If you have rubber bindings and would like to cut them, make sure to make your cuts where there will be screws holding each plate section to the plastic hardware.  On a Wiley front plate, I can make 4 cuts, on the rear plate 3.  On HO front plates, I remove 2 sections, the section between the front attachment area and the center attachment area and also the section between the center attachment area and the rear attachment area.  If you decide to cut your plates, be sure there are enough screws holding it to the plastic hardware so it remains safe. 

Another thing to consider is screw tightening.  Every day I see skiers tightening the screws that fasten their bindings to their skis as tight as they can.  This makes absolutely no sense to me.  A ski flexes as you ski on it.  It needs to flex.  It wants to flex.  Tightening the screws prevents it from flexing.  The flexing of the ski is what loosens them in the first place.  While it’s not safe to ski with screws popping out, you might try checking your screws, rather than tightening them.  Hold your manual screwdriver with three fingers; your thumb, pointer and middle finger only and then check your screws. This will prevent you from really wrenching down.  If your screws keep getting loose, cut up some plastic tie wraps and stuff the pieces in the screw holes and reinstall the screws. 
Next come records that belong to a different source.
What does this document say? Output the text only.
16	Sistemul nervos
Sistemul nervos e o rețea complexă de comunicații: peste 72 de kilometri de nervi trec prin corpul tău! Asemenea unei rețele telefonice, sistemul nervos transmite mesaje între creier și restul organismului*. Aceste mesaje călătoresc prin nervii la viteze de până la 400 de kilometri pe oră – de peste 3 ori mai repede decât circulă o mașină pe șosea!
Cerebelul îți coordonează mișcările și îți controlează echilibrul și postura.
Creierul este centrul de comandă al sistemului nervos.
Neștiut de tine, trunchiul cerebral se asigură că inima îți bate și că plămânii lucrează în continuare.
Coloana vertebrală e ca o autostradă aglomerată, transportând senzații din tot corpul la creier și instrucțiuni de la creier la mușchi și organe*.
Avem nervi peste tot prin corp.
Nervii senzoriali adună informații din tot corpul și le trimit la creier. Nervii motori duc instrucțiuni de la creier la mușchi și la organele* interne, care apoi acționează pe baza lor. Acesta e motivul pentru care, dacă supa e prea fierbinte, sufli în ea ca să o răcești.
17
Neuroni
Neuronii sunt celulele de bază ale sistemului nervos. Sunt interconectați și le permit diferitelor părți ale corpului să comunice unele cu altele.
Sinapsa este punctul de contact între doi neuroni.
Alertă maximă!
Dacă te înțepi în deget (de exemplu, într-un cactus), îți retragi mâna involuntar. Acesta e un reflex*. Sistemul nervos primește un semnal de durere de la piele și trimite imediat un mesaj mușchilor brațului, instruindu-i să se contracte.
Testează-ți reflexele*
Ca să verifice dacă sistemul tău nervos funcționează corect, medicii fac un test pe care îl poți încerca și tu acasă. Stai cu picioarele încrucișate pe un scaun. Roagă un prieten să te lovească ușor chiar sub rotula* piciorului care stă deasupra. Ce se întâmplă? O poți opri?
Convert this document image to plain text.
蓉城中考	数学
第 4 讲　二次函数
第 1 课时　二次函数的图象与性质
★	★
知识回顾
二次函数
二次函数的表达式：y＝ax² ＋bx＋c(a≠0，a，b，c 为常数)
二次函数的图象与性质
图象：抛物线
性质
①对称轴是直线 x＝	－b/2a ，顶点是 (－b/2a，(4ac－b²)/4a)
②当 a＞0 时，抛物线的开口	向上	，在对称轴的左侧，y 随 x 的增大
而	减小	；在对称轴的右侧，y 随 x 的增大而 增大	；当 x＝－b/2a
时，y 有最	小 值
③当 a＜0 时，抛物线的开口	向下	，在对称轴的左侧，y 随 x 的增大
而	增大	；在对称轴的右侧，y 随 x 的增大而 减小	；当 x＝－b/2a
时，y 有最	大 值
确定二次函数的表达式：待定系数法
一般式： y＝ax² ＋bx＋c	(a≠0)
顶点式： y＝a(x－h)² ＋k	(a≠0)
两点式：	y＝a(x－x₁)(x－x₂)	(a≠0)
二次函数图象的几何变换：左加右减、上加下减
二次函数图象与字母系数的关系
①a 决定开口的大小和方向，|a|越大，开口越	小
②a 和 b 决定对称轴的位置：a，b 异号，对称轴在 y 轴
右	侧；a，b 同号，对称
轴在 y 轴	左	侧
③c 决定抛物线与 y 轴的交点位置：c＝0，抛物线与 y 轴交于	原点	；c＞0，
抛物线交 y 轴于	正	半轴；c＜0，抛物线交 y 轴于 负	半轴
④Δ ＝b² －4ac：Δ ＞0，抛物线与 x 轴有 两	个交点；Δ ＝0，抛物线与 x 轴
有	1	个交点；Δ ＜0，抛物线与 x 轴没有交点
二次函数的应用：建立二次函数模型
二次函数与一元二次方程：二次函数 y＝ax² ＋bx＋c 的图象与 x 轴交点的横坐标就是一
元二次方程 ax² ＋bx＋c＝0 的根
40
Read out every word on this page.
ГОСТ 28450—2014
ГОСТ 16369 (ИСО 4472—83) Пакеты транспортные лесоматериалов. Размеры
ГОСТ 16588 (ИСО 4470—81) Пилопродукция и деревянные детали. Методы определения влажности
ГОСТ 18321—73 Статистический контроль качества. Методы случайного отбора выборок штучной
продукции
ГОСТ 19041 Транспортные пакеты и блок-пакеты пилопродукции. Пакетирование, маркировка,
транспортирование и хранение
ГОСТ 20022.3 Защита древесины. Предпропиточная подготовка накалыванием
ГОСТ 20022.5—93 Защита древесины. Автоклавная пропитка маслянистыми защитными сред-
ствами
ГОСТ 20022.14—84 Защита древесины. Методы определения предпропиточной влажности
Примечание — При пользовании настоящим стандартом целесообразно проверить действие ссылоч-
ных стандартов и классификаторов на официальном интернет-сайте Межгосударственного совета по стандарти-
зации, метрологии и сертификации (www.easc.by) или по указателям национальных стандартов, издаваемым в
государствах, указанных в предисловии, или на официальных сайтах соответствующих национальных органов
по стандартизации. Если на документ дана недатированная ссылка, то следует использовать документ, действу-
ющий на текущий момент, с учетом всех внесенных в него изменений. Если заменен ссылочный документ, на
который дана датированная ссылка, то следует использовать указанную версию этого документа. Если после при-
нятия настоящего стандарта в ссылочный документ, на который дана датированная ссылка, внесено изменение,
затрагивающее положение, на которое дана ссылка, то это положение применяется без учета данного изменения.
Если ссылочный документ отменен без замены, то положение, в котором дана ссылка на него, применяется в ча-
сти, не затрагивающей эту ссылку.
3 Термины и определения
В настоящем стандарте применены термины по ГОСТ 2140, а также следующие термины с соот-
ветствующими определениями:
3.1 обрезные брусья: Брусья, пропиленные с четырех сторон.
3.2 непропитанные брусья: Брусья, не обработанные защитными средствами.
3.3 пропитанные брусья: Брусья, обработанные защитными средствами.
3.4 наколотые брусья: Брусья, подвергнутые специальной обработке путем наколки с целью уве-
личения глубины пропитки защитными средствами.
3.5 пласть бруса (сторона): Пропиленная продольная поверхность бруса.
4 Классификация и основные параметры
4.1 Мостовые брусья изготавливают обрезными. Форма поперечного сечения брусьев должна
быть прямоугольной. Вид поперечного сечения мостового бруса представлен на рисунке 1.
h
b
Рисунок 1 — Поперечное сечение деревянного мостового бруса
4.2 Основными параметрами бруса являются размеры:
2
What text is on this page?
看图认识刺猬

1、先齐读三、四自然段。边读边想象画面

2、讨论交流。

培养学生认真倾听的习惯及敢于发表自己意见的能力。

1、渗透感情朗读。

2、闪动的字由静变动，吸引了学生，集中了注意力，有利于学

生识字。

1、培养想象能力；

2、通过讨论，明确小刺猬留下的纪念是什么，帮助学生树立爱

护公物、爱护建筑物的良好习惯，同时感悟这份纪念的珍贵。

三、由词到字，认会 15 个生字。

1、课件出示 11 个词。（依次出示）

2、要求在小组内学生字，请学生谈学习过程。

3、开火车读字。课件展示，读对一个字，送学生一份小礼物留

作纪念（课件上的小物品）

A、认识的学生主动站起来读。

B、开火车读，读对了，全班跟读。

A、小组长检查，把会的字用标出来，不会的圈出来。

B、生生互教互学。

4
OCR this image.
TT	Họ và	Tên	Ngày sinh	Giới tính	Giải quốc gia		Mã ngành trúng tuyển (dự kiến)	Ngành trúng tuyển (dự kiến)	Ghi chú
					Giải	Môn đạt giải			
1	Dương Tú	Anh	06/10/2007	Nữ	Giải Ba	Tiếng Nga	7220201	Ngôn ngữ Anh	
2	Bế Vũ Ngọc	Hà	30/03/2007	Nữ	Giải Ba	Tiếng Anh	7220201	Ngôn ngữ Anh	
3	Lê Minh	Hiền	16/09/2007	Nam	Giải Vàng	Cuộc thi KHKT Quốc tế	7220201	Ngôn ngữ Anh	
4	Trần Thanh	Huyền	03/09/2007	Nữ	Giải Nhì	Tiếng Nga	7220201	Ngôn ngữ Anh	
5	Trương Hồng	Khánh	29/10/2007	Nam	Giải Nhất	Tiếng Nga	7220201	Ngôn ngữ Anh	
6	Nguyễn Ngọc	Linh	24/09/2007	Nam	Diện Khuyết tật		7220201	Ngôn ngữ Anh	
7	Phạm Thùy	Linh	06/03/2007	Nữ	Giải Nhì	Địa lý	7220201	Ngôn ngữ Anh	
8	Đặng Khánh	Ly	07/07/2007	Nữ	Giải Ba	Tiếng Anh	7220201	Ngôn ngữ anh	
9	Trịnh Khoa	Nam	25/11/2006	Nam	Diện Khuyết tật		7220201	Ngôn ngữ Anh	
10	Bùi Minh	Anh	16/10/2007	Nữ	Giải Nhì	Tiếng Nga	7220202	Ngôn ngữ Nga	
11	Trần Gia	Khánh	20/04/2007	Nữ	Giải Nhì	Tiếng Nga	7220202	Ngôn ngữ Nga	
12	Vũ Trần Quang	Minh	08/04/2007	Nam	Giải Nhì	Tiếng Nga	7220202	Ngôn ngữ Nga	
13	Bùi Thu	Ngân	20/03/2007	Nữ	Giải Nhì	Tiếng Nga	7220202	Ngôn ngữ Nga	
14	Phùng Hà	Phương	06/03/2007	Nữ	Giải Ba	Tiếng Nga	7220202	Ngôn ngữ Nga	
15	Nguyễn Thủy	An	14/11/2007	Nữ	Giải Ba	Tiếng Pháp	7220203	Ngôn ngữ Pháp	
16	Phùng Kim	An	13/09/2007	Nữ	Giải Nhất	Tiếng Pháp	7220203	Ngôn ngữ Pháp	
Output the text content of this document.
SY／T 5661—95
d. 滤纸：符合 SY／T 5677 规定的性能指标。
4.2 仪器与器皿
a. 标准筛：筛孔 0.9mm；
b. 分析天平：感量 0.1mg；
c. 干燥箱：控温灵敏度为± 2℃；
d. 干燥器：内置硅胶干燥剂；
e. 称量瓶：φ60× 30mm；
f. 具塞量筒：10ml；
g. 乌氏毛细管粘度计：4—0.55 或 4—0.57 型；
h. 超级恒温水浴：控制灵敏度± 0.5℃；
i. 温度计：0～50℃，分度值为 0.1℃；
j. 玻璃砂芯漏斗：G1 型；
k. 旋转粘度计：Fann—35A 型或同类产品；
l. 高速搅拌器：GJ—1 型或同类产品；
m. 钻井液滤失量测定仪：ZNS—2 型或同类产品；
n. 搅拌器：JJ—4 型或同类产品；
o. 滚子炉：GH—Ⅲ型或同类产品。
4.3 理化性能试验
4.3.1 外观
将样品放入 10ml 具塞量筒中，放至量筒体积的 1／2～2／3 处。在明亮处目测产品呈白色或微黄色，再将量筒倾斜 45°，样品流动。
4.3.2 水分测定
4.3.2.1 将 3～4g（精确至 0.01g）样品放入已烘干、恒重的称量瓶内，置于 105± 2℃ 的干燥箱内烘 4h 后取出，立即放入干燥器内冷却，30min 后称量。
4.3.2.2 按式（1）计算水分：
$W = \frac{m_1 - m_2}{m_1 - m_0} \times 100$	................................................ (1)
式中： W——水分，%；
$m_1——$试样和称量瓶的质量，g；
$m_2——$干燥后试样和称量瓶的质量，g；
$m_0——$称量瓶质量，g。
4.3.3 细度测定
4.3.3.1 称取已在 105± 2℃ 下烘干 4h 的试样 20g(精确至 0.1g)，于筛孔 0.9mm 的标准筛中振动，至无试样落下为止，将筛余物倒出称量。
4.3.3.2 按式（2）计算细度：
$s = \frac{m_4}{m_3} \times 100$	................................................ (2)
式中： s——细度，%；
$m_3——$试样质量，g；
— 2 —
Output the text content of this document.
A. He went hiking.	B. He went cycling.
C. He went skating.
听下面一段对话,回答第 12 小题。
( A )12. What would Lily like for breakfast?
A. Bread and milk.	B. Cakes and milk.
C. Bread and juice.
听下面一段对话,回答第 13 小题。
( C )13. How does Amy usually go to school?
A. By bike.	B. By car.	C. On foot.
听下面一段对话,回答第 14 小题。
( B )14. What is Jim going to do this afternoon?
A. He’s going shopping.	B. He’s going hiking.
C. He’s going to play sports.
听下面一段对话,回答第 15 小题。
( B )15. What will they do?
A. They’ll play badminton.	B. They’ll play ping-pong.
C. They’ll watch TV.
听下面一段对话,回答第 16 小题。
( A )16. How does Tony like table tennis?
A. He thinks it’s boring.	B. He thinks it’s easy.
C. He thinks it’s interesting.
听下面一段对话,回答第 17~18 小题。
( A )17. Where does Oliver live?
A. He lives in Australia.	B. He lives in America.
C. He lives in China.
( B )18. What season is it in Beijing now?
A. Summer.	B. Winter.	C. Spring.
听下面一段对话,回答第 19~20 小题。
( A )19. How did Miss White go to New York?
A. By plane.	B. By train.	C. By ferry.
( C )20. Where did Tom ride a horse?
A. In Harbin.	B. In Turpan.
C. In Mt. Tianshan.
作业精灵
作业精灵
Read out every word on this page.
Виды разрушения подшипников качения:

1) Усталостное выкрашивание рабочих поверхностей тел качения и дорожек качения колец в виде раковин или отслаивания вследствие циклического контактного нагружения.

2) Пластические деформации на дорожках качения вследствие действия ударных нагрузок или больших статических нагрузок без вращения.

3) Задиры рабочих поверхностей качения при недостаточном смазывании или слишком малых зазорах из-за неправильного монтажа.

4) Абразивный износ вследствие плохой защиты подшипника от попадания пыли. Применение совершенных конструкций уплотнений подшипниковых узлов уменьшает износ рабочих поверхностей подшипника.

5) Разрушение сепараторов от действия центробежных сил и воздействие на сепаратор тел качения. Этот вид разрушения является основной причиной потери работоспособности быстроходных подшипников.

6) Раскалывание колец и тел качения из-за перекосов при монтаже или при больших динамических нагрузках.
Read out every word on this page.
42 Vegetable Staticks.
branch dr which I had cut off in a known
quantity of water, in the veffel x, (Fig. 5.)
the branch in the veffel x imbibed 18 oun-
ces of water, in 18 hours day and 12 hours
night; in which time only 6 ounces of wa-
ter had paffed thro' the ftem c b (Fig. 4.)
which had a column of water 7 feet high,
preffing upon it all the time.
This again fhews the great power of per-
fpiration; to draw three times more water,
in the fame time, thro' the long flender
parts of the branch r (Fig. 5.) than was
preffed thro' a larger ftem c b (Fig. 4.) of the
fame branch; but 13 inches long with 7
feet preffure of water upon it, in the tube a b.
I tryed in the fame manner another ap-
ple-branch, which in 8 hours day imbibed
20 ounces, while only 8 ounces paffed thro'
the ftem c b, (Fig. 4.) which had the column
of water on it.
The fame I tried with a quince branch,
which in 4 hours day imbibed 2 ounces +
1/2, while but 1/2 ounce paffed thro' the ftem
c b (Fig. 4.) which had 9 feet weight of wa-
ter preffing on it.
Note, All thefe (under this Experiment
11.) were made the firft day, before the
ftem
People who use a rear toe piece should only use the front attachment screw holes and the middle holes.  By using the front and rear holes you are basically stiffening the ski from the front hole to the rear hole.  By using the front and middle holes, you limit the damage.


“THE PANIC ZONE”

 

You’re in a tournament.  You’ve just completed not your hardest pass, but the one that comes just before it.  The boat crew shortens the line or increases the speed and the driver takes off.  Your adrenaline is pumping.  Your mind is racing, evaluating the water conditions, the driver, the feel of the boat, the wind, when to pullout, when to stop pulling out, when to turn in and you’re off.  Heading through the gates, a little faster and later than ideal.   Too much speed coming into #1 and you end up hooking it.  Now you’re flying as you exit the wake approaching #2 and whamo, somehow you get the ski turned and you’re off to #3.  This nonsense goes on for the next 3 buoys and somehow you manage to hang on as you exit the end gates.  Everything that transpired during that pass is a total blur.  You’re smiling, almost laughing at yourself for surviving that rodeo ride.  This my friends is the panic zone.  Not once during that wild ride did you think nor have time to think about all the little intricacies that you’ve so diligently been working on.  Not once did you have time to assume that perfect body position.  It was everything you could do to just hang on and turn.  The point here is this, if you were on an improperly setup ski, you would have in the water a long time ago!  If your ski works great when you can think and react, it’s not setup right.  Your ski needs to keep going when your thought process goes out the window.  Never setup your ski for your easy passes.  Setup your ski for the times when you are scrambling, when you’re in the “PANIC ZONE”.